Renal clearance of metformin is >400 mL/min indicating that metformin is eliminated by glomerular filtration and tubular secretion. Following an oral dose, the apparent terminal elimination half-life is approximately 6.5 hours.
When renal function is impaired, renal clearance is decreased in proportion to that of creatinine and, thus, the elimination half-life is prolonged leading to increased levels of metformin in the plasma.
Due to its metformin component, Vipdomet should not be used in patients with severe renal impairment, or end-stage renal disease requiring dialysis (see section 4.2).
Vipdomet should not be used in patients with hepatic impairment (see section 4.2).
Concomitant treatment with alogliptin and metformin did not produce new toxicities and no effects on the toxicokinetics of either compound were observed.
In rats no treatment-related foetal abnormalities occurred following concomitant administration at exposure margins of approximately 28- to 29-fold for alogliptin and 2- to 2.5-fold for metformin at the maximum recommended human dose of 25 mg/day and 2,000 mg/day, respectively. The combination revealed teratogenic potential in small numbers of foetuses (microphthalmia, small eye bulge and cleft palate) at higher doses of metformin (exposure margins of approximately 20-fold and 5- to 6-fold the maximum recommended human dose for alogliptin and metformin, respectively).
The following data are findings from studies performed with alogliptin or metformin individually.
Nonclinical data reveal no special hazard for humans based on conventional studies of safety pharmacology and toxicology.
The no-observed-adverse-effect level (NOAEL) in the repeated dose toxicity studies in rats and dogs up to 26- and 39-weeks in duration, respectively, produced exposure margins that were approximately 147- and 227-fold, respectively, the exposure in humans at the recommended total daily dose of 25 mg alogliptin.
Alogliptin was not genotoxic in a standard battery of in vitro and in vivo genotoxicity studies.
Alogliptin was not carcinogenic in 2-year carcinogenicity studies conducted in rats and mice.
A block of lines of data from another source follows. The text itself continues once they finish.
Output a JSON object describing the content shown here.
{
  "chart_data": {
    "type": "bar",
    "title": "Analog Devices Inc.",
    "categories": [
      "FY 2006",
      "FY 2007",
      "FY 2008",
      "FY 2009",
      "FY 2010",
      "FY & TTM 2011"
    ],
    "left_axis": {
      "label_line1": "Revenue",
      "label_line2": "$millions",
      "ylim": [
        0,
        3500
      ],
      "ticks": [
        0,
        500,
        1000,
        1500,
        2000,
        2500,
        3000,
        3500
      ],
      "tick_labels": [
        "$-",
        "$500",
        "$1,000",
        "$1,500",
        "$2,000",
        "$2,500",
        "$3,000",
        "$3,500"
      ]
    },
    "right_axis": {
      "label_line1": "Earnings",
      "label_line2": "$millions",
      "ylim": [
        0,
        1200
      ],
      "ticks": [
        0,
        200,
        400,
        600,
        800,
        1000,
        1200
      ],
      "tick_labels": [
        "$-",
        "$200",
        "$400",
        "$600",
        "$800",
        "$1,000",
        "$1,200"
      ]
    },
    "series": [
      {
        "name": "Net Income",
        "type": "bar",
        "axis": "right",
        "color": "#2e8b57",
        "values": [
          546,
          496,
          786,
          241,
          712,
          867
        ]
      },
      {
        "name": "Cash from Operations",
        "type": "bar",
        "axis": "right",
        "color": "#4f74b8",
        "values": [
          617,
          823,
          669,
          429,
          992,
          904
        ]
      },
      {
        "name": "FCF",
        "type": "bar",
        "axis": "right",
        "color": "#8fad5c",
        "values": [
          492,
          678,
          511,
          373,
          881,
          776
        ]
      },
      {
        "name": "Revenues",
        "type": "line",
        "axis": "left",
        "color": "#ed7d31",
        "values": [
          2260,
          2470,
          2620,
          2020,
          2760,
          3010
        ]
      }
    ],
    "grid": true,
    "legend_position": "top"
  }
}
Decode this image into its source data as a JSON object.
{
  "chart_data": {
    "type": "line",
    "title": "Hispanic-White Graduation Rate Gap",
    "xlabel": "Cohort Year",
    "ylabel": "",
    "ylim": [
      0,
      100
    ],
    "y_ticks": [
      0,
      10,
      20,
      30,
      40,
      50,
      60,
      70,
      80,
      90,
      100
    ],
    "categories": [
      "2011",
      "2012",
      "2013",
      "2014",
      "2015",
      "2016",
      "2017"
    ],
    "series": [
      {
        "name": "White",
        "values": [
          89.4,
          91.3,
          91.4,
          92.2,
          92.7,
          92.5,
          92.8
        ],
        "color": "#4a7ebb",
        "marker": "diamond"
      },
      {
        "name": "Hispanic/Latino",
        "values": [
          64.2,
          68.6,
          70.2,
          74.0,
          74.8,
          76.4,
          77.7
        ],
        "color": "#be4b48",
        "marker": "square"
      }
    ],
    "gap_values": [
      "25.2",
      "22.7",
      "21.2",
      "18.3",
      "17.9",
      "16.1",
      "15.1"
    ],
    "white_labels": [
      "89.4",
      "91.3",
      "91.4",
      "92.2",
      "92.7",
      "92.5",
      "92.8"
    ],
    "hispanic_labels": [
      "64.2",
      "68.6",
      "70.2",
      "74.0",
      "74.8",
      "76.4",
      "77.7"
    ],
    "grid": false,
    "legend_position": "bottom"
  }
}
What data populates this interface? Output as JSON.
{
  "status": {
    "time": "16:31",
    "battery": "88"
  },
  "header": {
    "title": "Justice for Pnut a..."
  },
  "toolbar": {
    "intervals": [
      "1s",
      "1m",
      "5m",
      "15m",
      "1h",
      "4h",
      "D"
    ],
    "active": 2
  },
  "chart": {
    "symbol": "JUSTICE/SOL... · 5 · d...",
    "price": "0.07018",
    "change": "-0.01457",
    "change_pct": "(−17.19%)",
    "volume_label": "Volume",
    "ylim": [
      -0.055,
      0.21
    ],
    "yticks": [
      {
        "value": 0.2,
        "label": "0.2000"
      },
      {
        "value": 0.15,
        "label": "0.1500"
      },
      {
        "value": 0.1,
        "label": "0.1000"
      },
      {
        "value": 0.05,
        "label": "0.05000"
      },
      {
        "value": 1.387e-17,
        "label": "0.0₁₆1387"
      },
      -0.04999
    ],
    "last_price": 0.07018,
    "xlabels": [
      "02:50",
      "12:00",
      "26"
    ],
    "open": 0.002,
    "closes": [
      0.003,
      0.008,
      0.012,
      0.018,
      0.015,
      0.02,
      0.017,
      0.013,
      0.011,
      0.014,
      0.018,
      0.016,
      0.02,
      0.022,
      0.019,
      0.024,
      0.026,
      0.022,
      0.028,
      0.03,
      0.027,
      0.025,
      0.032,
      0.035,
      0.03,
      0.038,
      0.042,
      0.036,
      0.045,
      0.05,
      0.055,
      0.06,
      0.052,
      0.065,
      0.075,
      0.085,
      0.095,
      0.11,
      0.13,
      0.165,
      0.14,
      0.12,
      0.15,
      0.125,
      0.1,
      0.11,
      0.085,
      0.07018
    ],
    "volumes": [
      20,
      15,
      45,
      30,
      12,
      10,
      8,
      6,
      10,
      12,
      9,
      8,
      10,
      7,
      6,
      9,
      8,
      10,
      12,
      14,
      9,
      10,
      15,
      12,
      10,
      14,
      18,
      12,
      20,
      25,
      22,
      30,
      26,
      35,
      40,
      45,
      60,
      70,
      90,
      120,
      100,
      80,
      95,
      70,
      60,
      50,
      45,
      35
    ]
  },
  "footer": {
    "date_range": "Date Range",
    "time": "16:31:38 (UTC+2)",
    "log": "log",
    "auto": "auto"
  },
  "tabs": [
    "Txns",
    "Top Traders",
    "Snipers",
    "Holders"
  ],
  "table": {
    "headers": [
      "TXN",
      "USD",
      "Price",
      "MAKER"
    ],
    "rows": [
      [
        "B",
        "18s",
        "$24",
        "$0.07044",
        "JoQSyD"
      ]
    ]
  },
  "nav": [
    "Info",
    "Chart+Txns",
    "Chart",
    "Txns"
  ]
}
Minimal to mild simple transitional cell hyperplasia was seen in the urinary bladder of male rats at the lowest dose used (27 times the human exposure) without establishment of a clear NOEL (no observed effect level).
No adverse effects of alogliptin were observed upon fertility, reproductive performance, or early embryonic development in rats up to a systemic exposure far above the human exposure at the recommended dose. Although fertility was not affected, a slight, statistical increase in the number of abnormal sperm was observed in males at an exposure far above the human exposure at the recommended dose.
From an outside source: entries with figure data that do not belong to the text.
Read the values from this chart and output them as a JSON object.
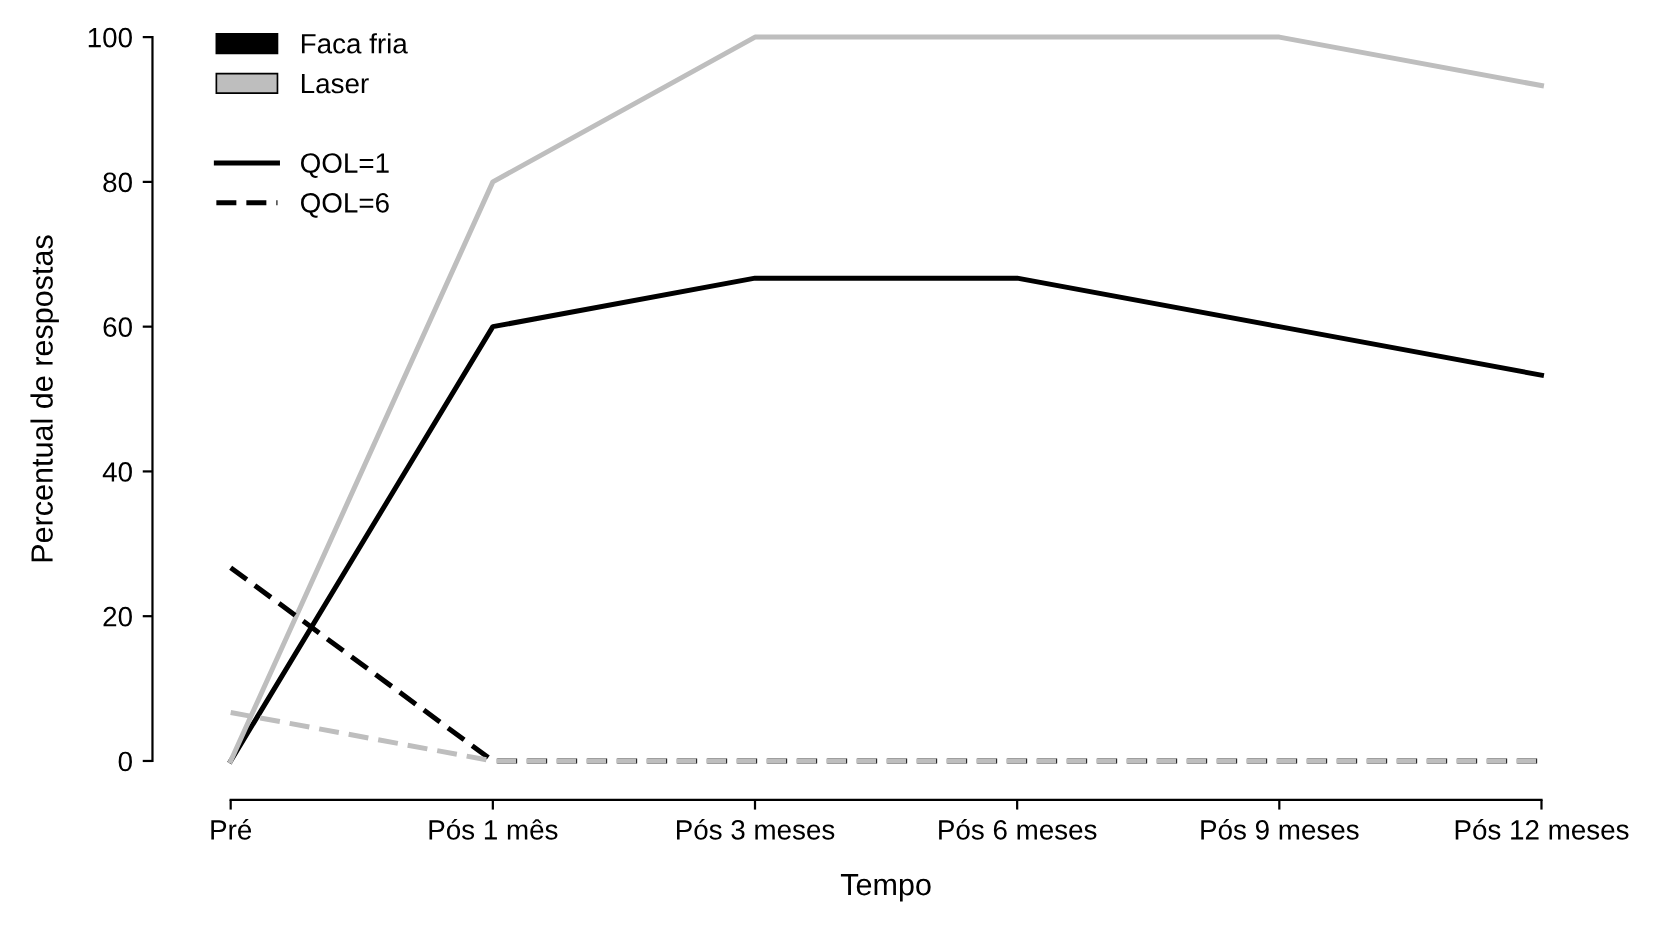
{
  "chart_data": {
    "type": "line",
    "xlabel": "Tempo",
    "ylabel": "Percentual de respostas",
    "categories": [
      "Pré",
      "Pós 1 mês",
      "Pós 3 meses",
      "Pós 6 meses",
      "Pós 9 meses",
      "Pós 12 meses"
    ],
    "series": [
      {
        "name": "Faca fria",
        "color": "#000000",
        "line_style": "solid",
        "values": [
          0,
          60,
          66.7,
          66.7,
          60,
          53.3
        ]
      },
      {
        "name": "Laser",
        "color": "#bebebe",
        "line_style": "solid",
        "values": [
          0,
          80,
          100,
          100,
          100,
          93.3
        ]
      },
      {
        "color": "#000000",
        "line_style": "dashed",
        "values": [
          26.7,
          0,
          0,
          0,
          0,
          0
        ]
      },
      {
        "color": "#bebebe",
        "line_style": "dashed",
        "values": [
          6.7,
          0,
          0,
          0,
          0,
          0
        ]
      }
    ],
    "annotations": [
      "QOL=1",
      "QOL=6"
    ],
    "ylim": [
      0,
      100
    ],
    "yticks": [
      0,
      20,
      40,
      60,
      80,
      100
    ],
    "grid": false,
    "legend": "top left"
  }
}
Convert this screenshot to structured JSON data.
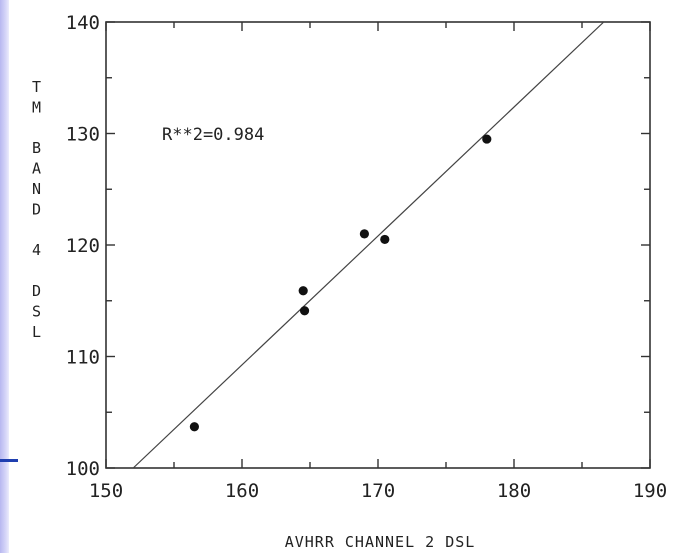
{
  "chart_data": {
    "type": "scatter",
    "title": "",
    "xlabel": "AVHRR CHANNEL 2 DSL",
    "ylabel": "TM BAND 4 DSL",
    "ylabel_lines": [
      "T",
      "M",
      "",
      "B",
      "A",
      "N",
      "D",
      "",
      "4",
      "",
      "D",
      "S",
      "L"
    ],
    "xlim": [
      150,
      190
    ],
    "ylim": [
      100,
      140
    ],
    "x_ticks": [
      150,
      160,
      170,
      180,
      190
    ],
    "y_ticks": [
      100,
      110,
      120,
      130,
      140
    ],
    "grid": false,
    "annotation": "R**2=0.984",
    "points": [
      {
        "x": 156.5,
        "y": 103.7
      },
      {
        "x": 164.5,
        "y": 115.9
      },
      {
        "x": 164.6,
        "y": 114.1
      },
      {
        "x": 169.0,
        "y": 121.0
      },
      {
        "x": 170.5,
        "y": 120.5
      },
      {
        "x": 178.0,
        "y": 129.5
      }
    ],
    "fit_line": {
      "x": [
        152.0,
        186.6
      ],
      "y": [
        100.0,
        140.0
      ]
    }
  }
}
Placental transfer of alogliptin occurs in rats.
Alogliptin was not teratogenic in rats or rabbits with a systemic exposure at the NOAELs far above the human exposure at the recommended dose. Higher doses of alogliptin were not teratogenic but resulted in maternal toxicity, and were associated with delayed and/or lack of ossification of bones and decreased foetal body weights.
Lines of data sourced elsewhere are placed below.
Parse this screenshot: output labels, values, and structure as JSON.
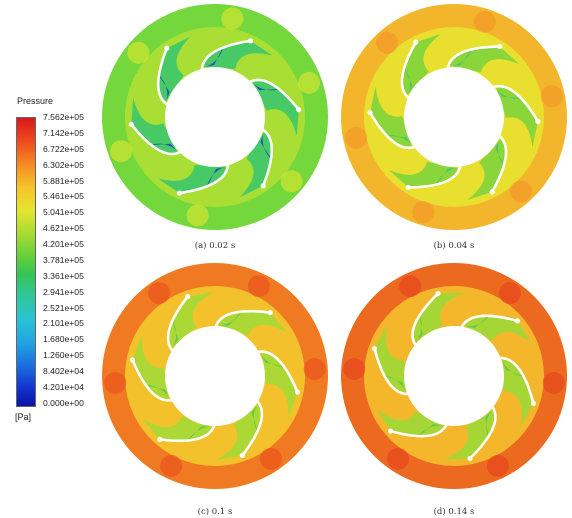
{
  "legend": {
    "title": "Pressure",
    "unit": "[Pa]",
    "labels": [
      "7.562e+05",
      "7.142e+05",
      "6.722e+05",
      "6.302e+05",
      "5.881e+05",
      "5.461e+05",
      "5.041e+05",
      "4.621e+05",
      "4.201e+05",
      "3.781e+05",
      "3.361e+05",
      "2.941e+05",
      "2.521e+05",
      "2.101e+05",
      "1.680e+05",
      "1.260e+05",
      "8.402e+04",
      "4.201e+04",
      "0.000e+00"
    ]
  },
  "panels": [
    {
      "id": "a",
      "caption": "(a) 0.02 s",
      "colors": {
        "outer": "#74d83c",
        "mid": "#a9df34",
        "passage": "#3cc86c",
        "low": "#1a3fd0",
        "patch": "#d8e631"
      }
    },
    {
      "id": "b",
      "caption": "(b) 0.04 s",
      "colors": {
        "outer": "#f3b52b",
        "mid": "#e8df2f",
        "passage": "#7fd53c",
        "low": "#36c27e",
        "patch": "#f5962a"
      }
    },
    {
      "id": "c",
      "caption": "(c) 0.1 s",
      "colors": {
        "outer": "#ef7a22",
        "mid": "#f2c12c",
        "passage": "#a3da35",
        "low": "#4cc84e",
        "patch": "#e9521e"
      }
    },
    {
      "id": "d",
      "caption": "(d) 0.14 s",
      "colors": {
        "outer": "#ec6a20",
        "mid": "#f4b72b",
        "passage": "#9dd936",
        "low": "#4cc84e",
        "patch": "#e6421c"
      }
    }
  ]
}
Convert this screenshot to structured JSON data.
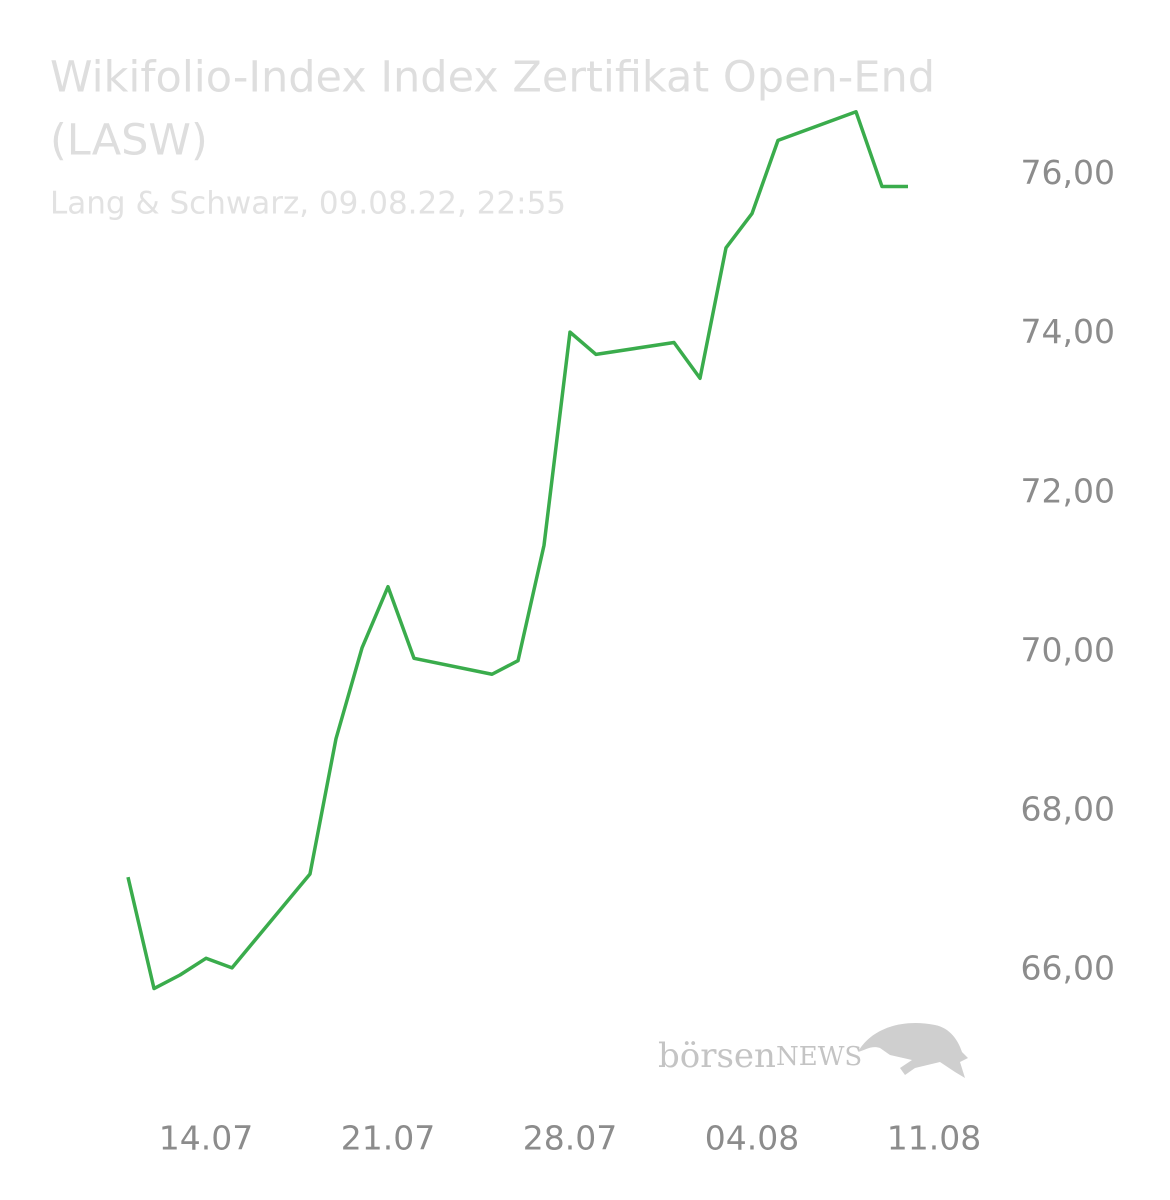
{
  "chart_data": {
    "type": "line",
    "title": [
      "Wikifolio-Index Index Zertifikat Open-End",
      "(LASW)"
    ],
    "subtitle": "Lang & Schwarz, 09.08.22, 22:55",
    "watermark": [
      "börsen",
      "NEWS"
    ],
    "x": [
      "11.07",
      "12.07",
      "13.07",
      "14.07",
      "15.07",
      "18.07",
      "19.07",
      "20.07",
      "21.07",
      "22.07",
      "25.07",
      "26.07",
      "27.07",
      "28.07",
      "29.07",
      "01.08",
      "02.08",
      "03.08",
      "04.08",
      "05.08",
      "08.08",
      "09.08",
      "10.08"
    ],
    "series": [
      {
        "color": "#3aac4c",
        "values": [
          67.17,
          65.77,
          65.94,
          66.15,
          66.03,
          67.21,
          68.91,
          70.05,
          70.82,
          69.92,
          69.72,
          69.89,
          71.34,
          74.02,
          73.74,
          73.89,
          73.44,
          75.08,
          75.51,
          76.43,
          76.79,
          75.85,
          75.85
        ]
      }
    ],
    "xlim": [
      "11.07",
      "11.08"
    ],
    "xticks": [
      "14.07",
      "21.07",
      "28.07",
      "04.08",
      "11.08"
    ],
    "ylim": [
      65.5,
      76.9
    ],
    "yticks": [
      {
        "value": 66,
        "label": "66,00"
      },
      {
        "value": 68,
        "label": "68,00"
      },
      {
        "value": 70,
        "label": "70,00"
      },
      {
        "value": 72,
        "label": "72,00"
      },
      {
        "value": 74,
        "label": "74,00"
      },
      {
        "value": 76,
        "label": "76,00"
      }
    ],
    "grid": false
  }
}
In a pre- and postnatal development study in rats, exposures far above the human exposure at the recommended dose did not harm the developing embryo or affect offspring growth and development.
Higher doses of alogliptin decreased offspring body weight and exerted some developmental effects considered secondary to the low body weight.
Studies in lactating rats indicate that alogliptin is excreted in milk.
No alogliptin-related effects were observed in juvenile rats following repeat-dose administration for 4 and 8 weeks.
Preclinical data for metformin reveal no special hazard for humans based on conventional studies of safety pharmacology, repeated dose toxicity, genotoxicity, carcinogenic potential, and toxicity to reproduction.